March 7, 2024 Podcasts

In this episode, host Paul Krutko welcomes Dr. Stephen Forrest, a distinguished professor at the University of Michigan known for his work in organic LEDs and thin films, who served as the board chair from 2009 to 2012. Dr. Forrest discusses his initial involvement with SPARK, motivated by his background in entrepreneurship and innovation. Dr. Forrest credits SPARK as a vital ally in cultural and entrepreneurial shifts within the university and the broader community. He also shares insights on successful projects, like securing the Michigan Life Science Innovation Center, and SPARK’s role in diversifying Ann Arbor’s economy beyond automotive to include burgeoning sectors like artificial intelligence and electronics.


Paul Krutko: Welcome to Ann SPARK’s CEO podcast, Conversations on Economic Opportunity. My name is Paul Krutko and I’m the president and CEO of Ann Arbor SPARK.

In celebration of Ann SPARK’s 20th anniversary, we’re going to have a series of podcast episodes with our past chairpersons of the SPARK Board of Directors. Each will share their unique perspectives on SPARK’s impact over the past two decades, proud moments during their tenure, and their thoughts on the future of the Ann Arbor region.

Today we welcome Dr. Stephen Forrest. Stephen is the Peter A. Franken Distinguished University Professor at the University of Michigan. Renowned for inventing phosphorescent OLEDs and his work in organic LEDs and thin films, he has authored nearly 665 papers, holds 388 patents, and co-founded several companies. He is also actively involved in various advisory boards and committees for industry including Applied Materials and Universal Display Corporation.  He published his first book on organic electronics in 2020 and is working on a second.  

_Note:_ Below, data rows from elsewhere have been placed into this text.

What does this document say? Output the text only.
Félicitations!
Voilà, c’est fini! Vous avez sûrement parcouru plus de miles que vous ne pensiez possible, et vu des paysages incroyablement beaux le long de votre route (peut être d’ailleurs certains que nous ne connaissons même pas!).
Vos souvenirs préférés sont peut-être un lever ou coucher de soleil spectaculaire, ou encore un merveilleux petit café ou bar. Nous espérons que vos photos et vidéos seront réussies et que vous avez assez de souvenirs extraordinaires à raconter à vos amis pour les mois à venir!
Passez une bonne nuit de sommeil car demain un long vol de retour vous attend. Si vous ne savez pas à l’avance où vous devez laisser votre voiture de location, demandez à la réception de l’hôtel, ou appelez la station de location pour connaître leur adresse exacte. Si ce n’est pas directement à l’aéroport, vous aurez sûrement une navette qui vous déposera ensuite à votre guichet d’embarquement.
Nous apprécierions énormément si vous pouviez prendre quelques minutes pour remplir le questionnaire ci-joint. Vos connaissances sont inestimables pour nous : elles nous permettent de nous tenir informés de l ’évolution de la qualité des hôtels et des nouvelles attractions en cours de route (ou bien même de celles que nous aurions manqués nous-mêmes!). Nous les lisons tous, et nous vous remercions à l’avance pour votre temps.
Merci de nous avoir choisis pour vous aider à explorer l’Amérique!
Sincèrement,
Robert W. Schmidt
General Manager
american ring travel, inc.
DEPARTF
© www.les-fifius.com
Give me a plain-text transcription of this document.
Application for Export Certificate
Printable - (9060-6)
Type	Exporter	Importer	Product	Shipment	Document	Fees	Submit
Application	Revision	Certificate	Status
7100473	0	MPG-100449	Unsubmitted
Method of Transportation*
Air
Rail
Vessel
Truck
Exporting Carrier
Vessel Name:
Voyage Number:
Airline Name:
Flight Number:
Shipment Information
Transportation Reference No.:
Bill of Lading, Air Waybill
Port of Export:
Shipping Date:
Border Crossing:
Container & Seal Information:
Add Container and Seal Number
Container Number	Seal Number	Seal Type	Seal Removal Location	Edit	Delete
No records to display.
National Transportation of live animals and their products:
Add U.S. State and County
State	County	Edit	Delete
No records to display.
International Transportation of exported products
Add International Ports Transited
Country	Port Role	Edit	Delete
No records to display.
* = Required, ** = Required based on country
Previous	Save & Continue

Steve was Ann Arbor SPARK’s board chair from 2009 to 2012, and at that time he was vice president of research at the University of Michigan, which was very important in our founding in 2004. And just as a little off-script personal note, Steve was the chair that brought me here to Ann Arbor for my time as CEO. That’s continued now for 13 years. So very important in terms of my career and I’m very pleased to have this opportunity to chat with him again. So Steve, thanks for joining us.

Stephen Forrest: Thank you, Paul.

Paul: So what we want to do is take you back on sort of memory lane here in terms of the origins of SPARK. What was your initial involvement with SPARK and what motivated that involvement?

Stephen: Well, I was a professor at Princeton and I decided to move to the University of Michigan and when I moved here I moved as vice president for research. This was a time when Mary Sue Coleman was president [of the University of Michigan and one of the reasons I was hired by Mary Sue and the rest of the team was because of my background in entrepreneurialism, starting companies, bringing innovation from the laboratory to the marketplace. And so it was very natural for Mary Sue to encourage me to work with SPARK, which was really a very important partnership that had developed between the university. We were one of the co-founders of this at the time, Rick Snyder was the CEO and when I first came to SPARK, Mike Finney was I guess sitting in your position at the time, and Mike always loved to tell the story that when I went to my first meeting at SPARK, our first board meeting with Rick chairing it, that I went to Mike afterwards and said, what is this SPARK thing all about?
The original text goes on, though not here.